Agreed, this is a great thread. I'm still learning the ropes, but so far I've done:
(1) A Lambic-style beer with 70% pilsner and 30% wheat, no hops, and Imperial Sour Batch Kidz. I split it into 4 1 gallon batches, one I'm drinking young, one is being aged for blending later, one went onto a big can of mango pulp and another went on a kilo of cherries. They are all tart. The young one is this side of good, the fruit ones are a bit too much, in fact I don't think I've ever had a sour as sour as these, and I've tried 'em all! I think I'll save them for blending with something sweeter, perhaps a brown ale to make something along the lines of Petrus aged red. I explain the extreme sourness by (1) It spent 4 months in a plastic fv and probably had a bit too much oxygen, (2) I mashed high so the sacch left loads of fermentables behind for the brett and lacto, (3) no hops, (4) pitching mixed right at the start to give the lacto a head start.
(2) I have a 33 month old triple and a 32 month old dubble that fermented a bit hot and are fusally. After reading a thread on homebrew talk that suggested that brett can metabolise fusal alcohols in the presence of oxygen, I decided to take a gallon of each, oxygenate the hell out of them, and age them on the yeast/bacteria cake from the lambic above. 6 months down the line, it has worked to a limited extent. The aged version tasted much better than the old one, but still give me a headache from hell the next morning.
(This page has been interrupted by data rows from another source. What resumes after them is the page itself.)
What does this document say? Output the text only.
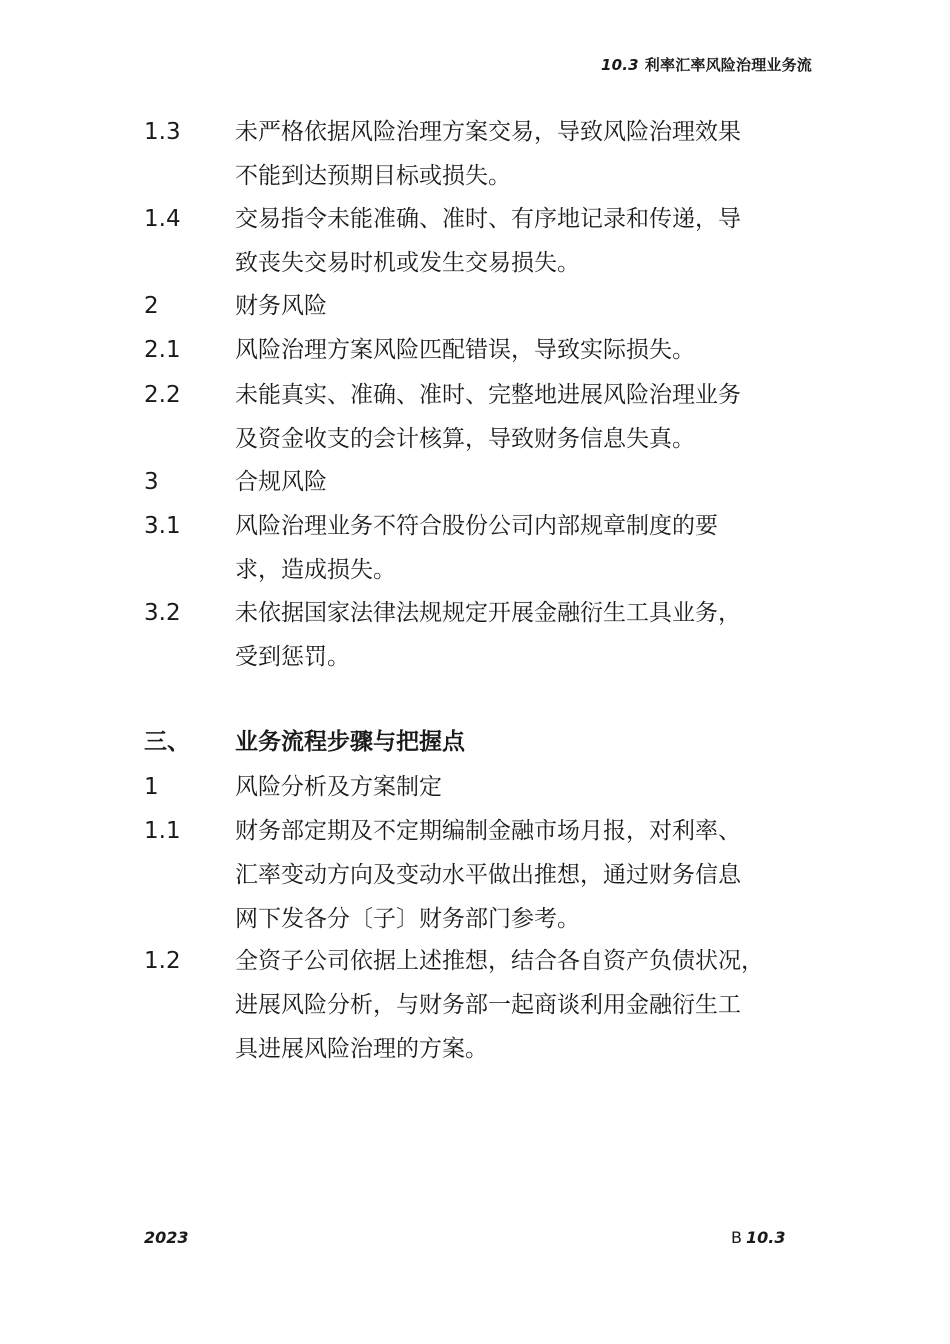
10.3 利率汇率风险治理业务流
1.3	未严格依据风险治理方案交易，导致风险治理效果
不能到达预期目标或损失。
1.4	交易指令未能准确、准时、有序地记录和传递，导
致丧失交易时机或发生交易损失。
2	财务风险
2.1	风险治理方案风险匹配错误，导致实际损失。
2.2	未能真实、准确、准时、完整地进展风险治理业务
及资金收支的会计核算，导致财务信息失真。
3	合规风险
3.1	风险治理业务不符合股份公司内部规章制度的要
求，造成损失。
3.2	未依据国家法律法规规定开展金融衍生工具业务，
受到惩罚。
三、	业务流程步骤与把握点
1	风险分析及方案制定
1.1	财务部定期及不定期编制金融市场月报，对利率、
汇率变动方向及变动水平做出推想，通过财务信息
网下发各分〔子〕财务部门参考。
1.2	全资子公司依据上述推想，结合各自资产负债状况，
进展风险分析，与财务部一起商谈利用金融衍生工
具进展风险治理的方案。
2023	B 10.3
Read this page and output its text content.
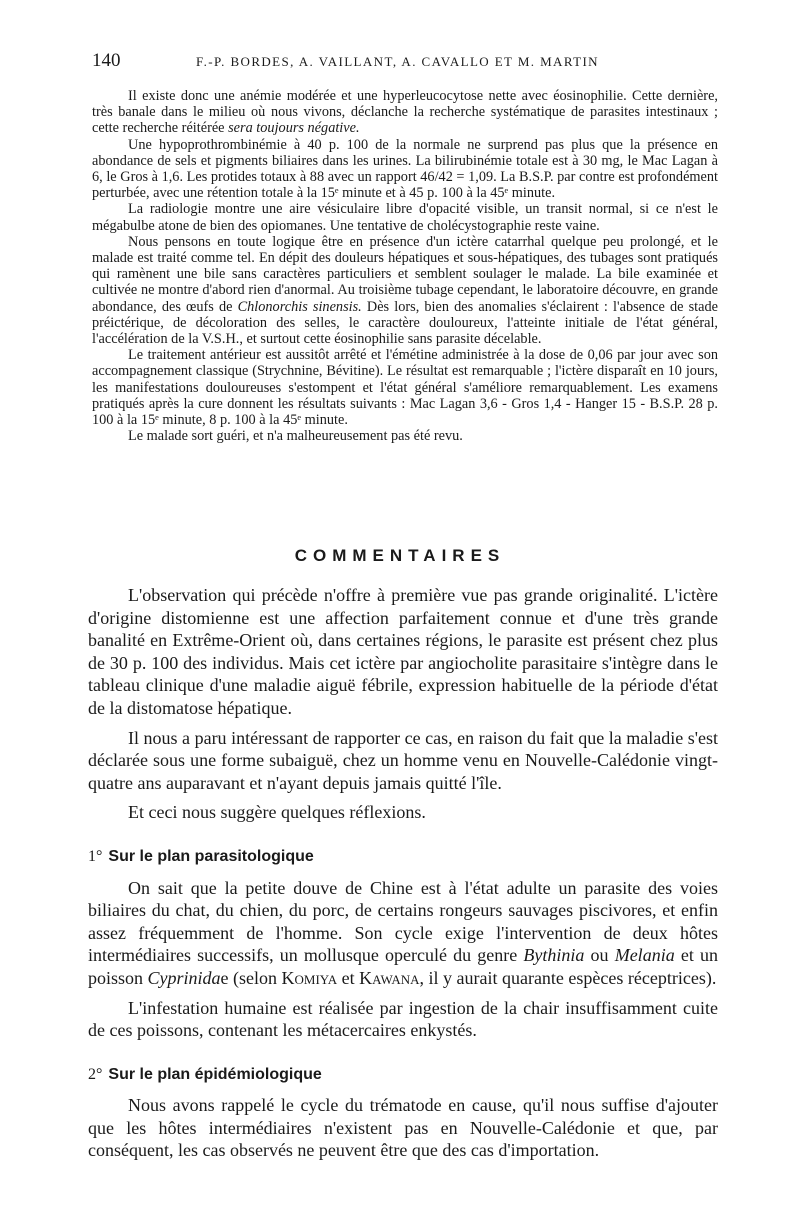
140	F.-P. BORDES, A. VAILLANT, A. CAVALLO ET M. MARTIN

Il existe donc une anémie modérée et une hyperleucocytose nette avec éosinophilie. Cette dernière, très banale dans le milieu où nous vivons, déclanche la recherche systématique de parasites intestinaux ; cette recherche réitérée sera toujours négative.

Une hypoprothrombinémie à 40 p. 100 de la normale ne surprend pas plus que la présence en abondance de sels et pigments biliaires dans les urines. La bilirubinémie totale est à 30 mg, le Mac Lagan à 6, le Gros à 1,6. Les protides totaux à 88 avec un rapport 46/42 = 1,09. La B.S.P. par contre est profondément perturbée, avec une rétention totale à la 15ᵉ minute et à 45 p. 100 à la 45ᵉ minute.

La radiologie montre une aire vésiculaire libre d'opacité visible, un transit normal, si ce n'est le mégabulbe atone de bien des opiomanes. Une tentative de cholécystographie reste vaine.

Nous pensons en toute logique être en présence d'un ictère catarrhal quelque peu prolongé, et le malade est traité comme tel. En dépit des douleurs hépatiques et sous-hépatiques, des tubages sont pratiqués qui ramènent une bile sans caractères particuliers et semblent soulager le malade. La bile examinée et cultivée ne montre d'abord rien d'anormal. Au troisième tubage cependant, le laboratoire découvre, en grande abondance, des œufs de Chlonorchis sinensis. Dès lors, bien des anomalies s'éclairent : l'absence de stade préictérique, de décoloration des selles, le caractère douloureux, l'atteinte initiale de l'état général, l'accélération de la V.S.H., et surtout cette éosinophilie sans parasite décelable.

Le traitement antérieur est aussitôt arrêté et l'émétine administrée à la dose de 0,06 par jour avec son accompagnement classique (Strychnine, Bévitine). Le résultat est remarquable ; l'ictère disparaît en 10 jours, les manifestations douloureuses s'estompent et l'état général s'améliore remarquablement. Les examens pratiqués après la cure donnent les résultats suivants : Mac Lagan 3,6 - Gros 1,4 - Hanger 15 - B.S.P. 28 p. 100 à la 15ᵉ minute, 8 p. 100 à la 45ᵉ minute.

Le malade sort guéri, et n'a malheureusement pas été revu.

COMMENTAIRES

L'observation qui précède n'offre à première vue pas grande originalité. L'ictère d'origine distomienne est une affection parfaitement connue et d'une très grande banalité en Extrême-Orient où, dans certaines régions, le parasite est présent chez plus de 30 p. 100 des individus. Mais cet ictère par angiocholite parasitaire s'intègre dans le tableau clinique d'une maladie aiguë fébrile, expression habituelle de la période d'état de la distomatose hépatique.

Il nous a paru intéressant de rapporter ce cas, en raison du fait que la maladie s'est déclarée sous une forme subaiguë, chez un homme venu en Nouvelle-Calédonie vingt-quatre ans auparavant et n'ayant depuis jamais quitté l'île.

Et ceci nous suggère quelques réflexions.

1° Sur le plan parasitologique

On sait que la petite douve de Chine est à l'état adulte un parasite des voies biliaires du chat, du chien, du porc, de certains rongeurs sauvages piscivores, et enfin assez fréquemment de l'homme. Son cycle exige l'intervention de deux hôtes intermédiaires successifs, un mollusque operculé du genre Bythinia ou Melania et un poisson Cyprinidae (selon Komiya et Kawana, il y aurait quarante espèces réceptrices).

L'infestation humaine est réalisée par ingestion de la chair insuffisamment cuite de ces poissons, contenant les métacercaires enkystés.

2° Sur le plan épidémiologique

Nous avons rappelé le cycle du trématode en cause, qu'il nous suffise d'ajouter que les hôtes intermédiaires n'existent pas en Nouvelle-Calédonie et que, par conséquent, les cas observés ne peuvent être que des cas d'importation.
(3) I've got two 11L glass carboys of Flander's Red ageing under the stairs. I direct pitched the Roeselare blend, and learnt my lessons from (1). I let the sacch do most it's work then racked to glass for aging. I'll leave one carboy for 18 months, at least, and might taste the other at around 12 months to see how it's going. Although not traditions, lots of people but unmalted wheat to give the non-sacch stuff a boost. I went a different route and added a bit of kamut, the taste of which I think will work very well in this style.
I have also done mixed fermentation chilli sauces with beer-brewing blends and wild bacterial from the garden and have just started playing about with krauts and kimchi. Last year I bought the agar, inoculation loops etc... to start harvesting, isolating, banking and propagating yeasts and bacteria, either commercial or wild. So far I'm just banking single sacch strains but I hope to have a bit of time to play around with more exotic stuff in the summer, mostly for beer but also for food.